E poi fu veramente il momento di partire, e nella testa di David rimase solo il suo amatissimo stile favorito, il dorso.
*
Bracciata dopo bracciata era finalmente arrivato a toccare il traguardo. Il cuore gli scoppiava, i polmoni urlavano, gambe e braccia lo insultavano e tutti gli altri organi boccheggiavano agonizzanti al suo interno, ma ce l'aveva fatta. Era perlomeno riuscito ad arrivare senza farsi ridere dietro da tutto il Palasplash.
Non fece in tempo a girarsi per vedere che tempo aveva fatto, che Adam gli si buttò addosso urlante, rischiando di annegarlo. Non si meritava una fine così poco dignitosa, dai, davvero. Proprio mentre tutti quanti stavano nuotandogli incontro per fargli i complimenti - ma per cosa, poi?
Cosa? Aveva vinto? Ma, ma -
Un rush di adrenalina lo colpì come uno tsunami e lo spinse a schizzare fuori dalla vasca come se avesse preso la scossa. Si mise a saltellare come una ranocchia ubriaca. Non sapeva bene cosa fare, non si era ancora nemmeno reso bene conto, cosa cavolo era successo? Tutti gli altri nuotatori avevano avuto un aneurisma? Non era possibile che avesse vinto lui, così esile, piccolino, gracile... veloce?
Adam corse fuori ad abbracciarlo e lo sollevò in aria come fosse fatto di pelouche, sottolineando ancora una volta la differenza di peso e muscolatura tra i due. Solo che la sua non era davvero stata una buona idea, perché ora l'adrenalina gli stava portando tutto il sangue in zone dove davvero non doveva andare in quel momento. Forse sarebbe stato meglio farsi mettere giù, ma a David veniva troppo da ridere per riuscire a formulare un qualsiasi pensiero sensato, perciò continuò a berciare come un demente tra le sue braccia, lasciandosi trasportare in un giro a metà tra l'umiliante e il trionfale intorno alla piscina che l'aveva innalzato alla gloria del momento.
*
Dopo la doccia iperesaltata e la premiazione con tanto di lacrimuccia, David tornò agli spogliatoi, puntualmente tallonato da Adam, per raccattare le sue cose e tornare a casa, una splendida medaglia d'oro farlocco che gli pesava un pochino al collo.

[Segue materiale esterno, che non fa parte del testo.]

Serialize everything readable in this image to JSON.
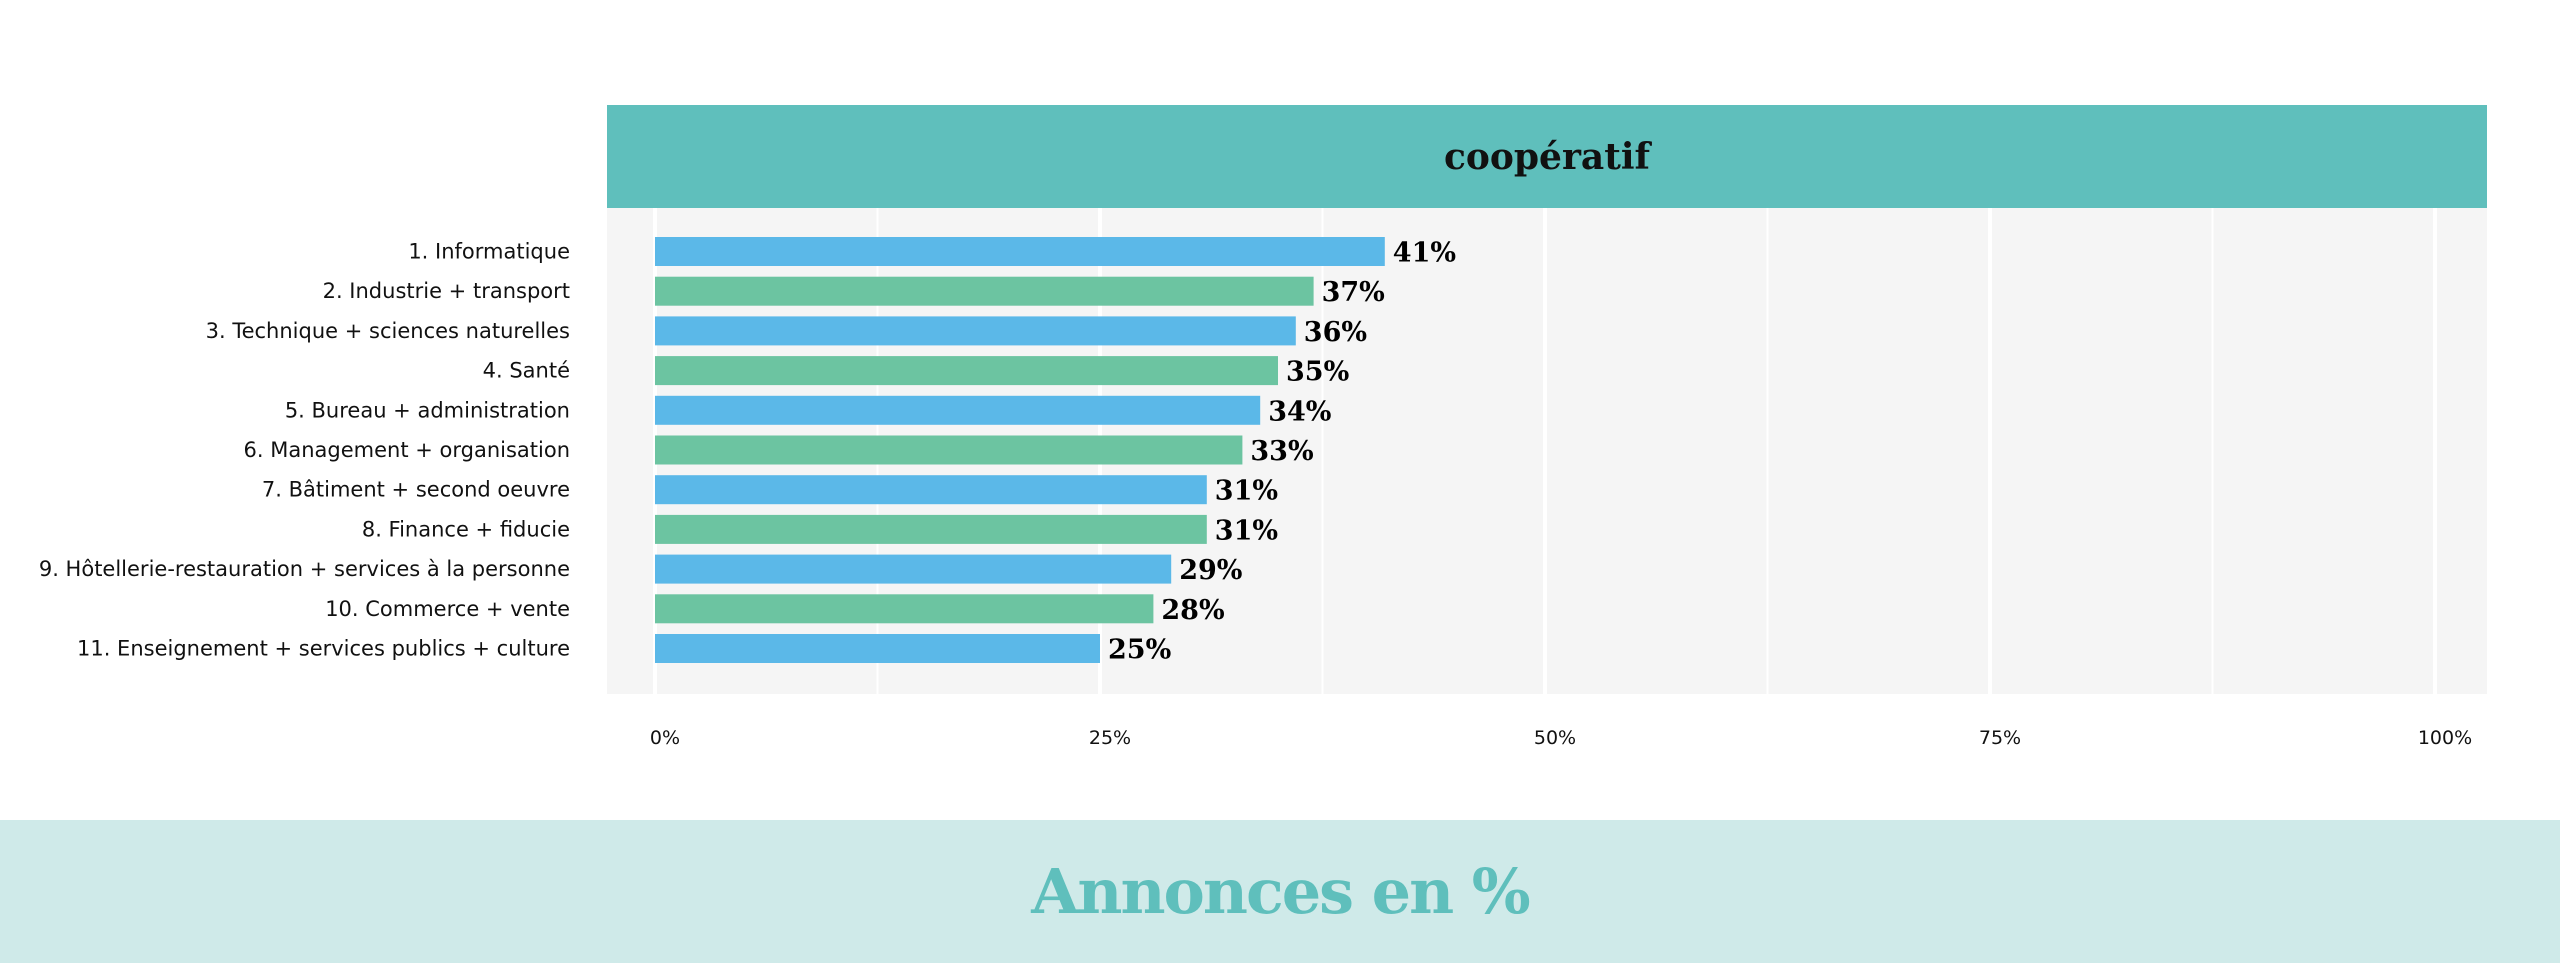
{
  "chart_data": {
    "type": "bar",
    "orientation": "horizontal",
    "panel_title": "coopératif",
    "categories": [
      "1. Informatique",
      "2. Industrie + transport",
      "3. Technique + sciences naturelles",
      "4. Santé",
      "5. Bureau + administration",
      "6. Management + organisation",
      "7. Bâtiment + second oeuvre",
      "8. Finance + fiducie",
      "9. Hôtellerie-restauration + services à la personne",
      "10. Commerce + vente",
      "11. Enseignement + services publics + culture"
    ],
    "values": [
      41,
      37,
      36,
      35,
      34,
      33,
      31,
      31,
      29,
      28,
      25
    ],
    "value_labels": [
      "41%",
      "37%",
      "36%",
      "35%",
      "34%",
      "33%",
      "31%",
      "31%",
      "29%",
      "28%",
      "25%"
    ],
    "bar_colors": [
      "#5bb8e8",
      "#6cc4a1"
    ],
    "xlim": [
      0,
      100
    ],
    "x_ticks": [
      0,
      25,
      50,
      75,
      100
    ],
    "x_tick_labels": [
      "0%",
      "25%",
      "50%",
      "75%",
      "100%"
    ],
    "grid": true,
    "xlabel": "Annonces en %"
  },
  "colors": {
    "header": "#5fbfbc",
    "panel_bg": "#f5f5f5",
    "footer_bg": "#cfeae9"
  }
}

Adam non la smetteva di zompettargli intorno come se avesse vinto lui la gara: era fierissimo del suo amico tascabile e dello scatto con cui era filato in acqua seminando tutti gli avversari, lui compreso. Si sentiva un po' come una specie di mentore non richiesto, ma non per questo meno orgoglioso.
«Che ne dici di prenderci un caffè?»
Una richiesta peregrina, sorta nel mezzo del nulla, che aveva colto David più o meno come un pugno del Dalai Lama avrebbe colto il Papa.

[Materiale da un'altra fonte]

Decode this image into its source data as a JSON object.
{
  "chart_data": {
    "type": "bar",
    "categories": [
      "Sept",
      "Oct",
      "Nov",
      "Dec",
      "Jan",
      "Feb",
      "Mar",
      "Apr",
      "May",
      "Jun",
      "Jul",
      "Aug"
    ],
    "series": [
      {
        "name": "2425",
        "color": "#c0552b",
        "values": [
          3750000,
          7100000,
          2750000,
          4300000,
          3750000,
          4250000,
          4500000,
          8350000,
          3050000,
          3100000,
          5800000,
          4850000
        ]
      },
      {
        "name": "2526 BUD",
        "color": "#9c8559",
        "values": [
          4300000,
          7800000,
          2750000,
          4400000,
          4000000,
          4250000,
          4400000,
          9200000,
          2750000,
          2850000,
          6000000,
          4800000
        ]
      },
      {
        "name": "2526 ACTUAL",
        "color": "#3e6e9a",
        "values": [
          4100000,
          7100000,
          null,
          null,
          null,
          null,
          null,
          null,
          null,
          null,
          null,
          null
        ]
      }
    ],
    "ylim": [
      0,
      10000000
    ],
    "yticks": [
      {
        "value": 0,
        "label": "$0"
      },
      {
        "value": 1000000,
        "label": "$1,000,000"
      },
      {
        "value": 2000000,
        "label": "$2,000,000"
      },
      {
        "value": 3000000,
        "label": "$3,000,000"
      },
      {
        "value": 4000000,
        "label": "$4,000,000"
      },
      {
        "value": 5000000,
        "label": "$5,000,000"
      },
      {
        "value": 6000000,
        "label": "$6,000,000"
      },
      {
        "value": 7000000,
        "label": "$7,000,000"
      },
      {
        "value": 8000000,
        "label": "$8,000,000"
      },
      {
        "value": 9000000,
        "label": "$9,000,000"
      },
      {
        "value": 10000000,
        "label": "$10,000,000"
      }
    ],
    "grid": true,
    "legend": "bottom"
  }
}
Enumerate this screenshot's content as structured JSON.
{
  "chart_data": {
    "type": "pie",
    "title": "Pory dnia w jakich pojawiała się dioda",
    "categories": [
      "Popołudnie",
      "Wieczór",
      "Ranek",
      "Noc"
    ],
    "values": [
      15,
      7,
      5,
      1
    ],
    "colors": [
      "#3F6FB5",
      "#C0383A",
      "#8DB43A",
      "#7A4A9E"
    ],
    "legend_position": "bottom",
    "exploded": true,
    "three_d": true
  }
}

«Io - io non... ma certo, perché no?»
In realtà voleva dirgli che lui non beveva mai caffè il pomeriggio, ma probabilmente non era questo il punto della sua domanda, quindi a scanso di equivoci, e puramente in linea di principio, David aveva seguito l'immediato istinto di rispondergli che sì, certo, sarebbe uscito con lui a prendere qualsiasi cosa avesse voluto, anche un narghilè, anche spremuta di broccoli, anche peperonata e salsicce.
Alla fine era venuto fuori che il caffè era, come chiunque non fosse un perfetto idiota come David avrebbe capito immediatamente, solo una scusa per vedersi anche al di fuori della piscina, e forse la vera vittoria di quel giorno aveva più il sapore di una bevanda calda che il peso di una medaglia di ottone con doratura farlocca.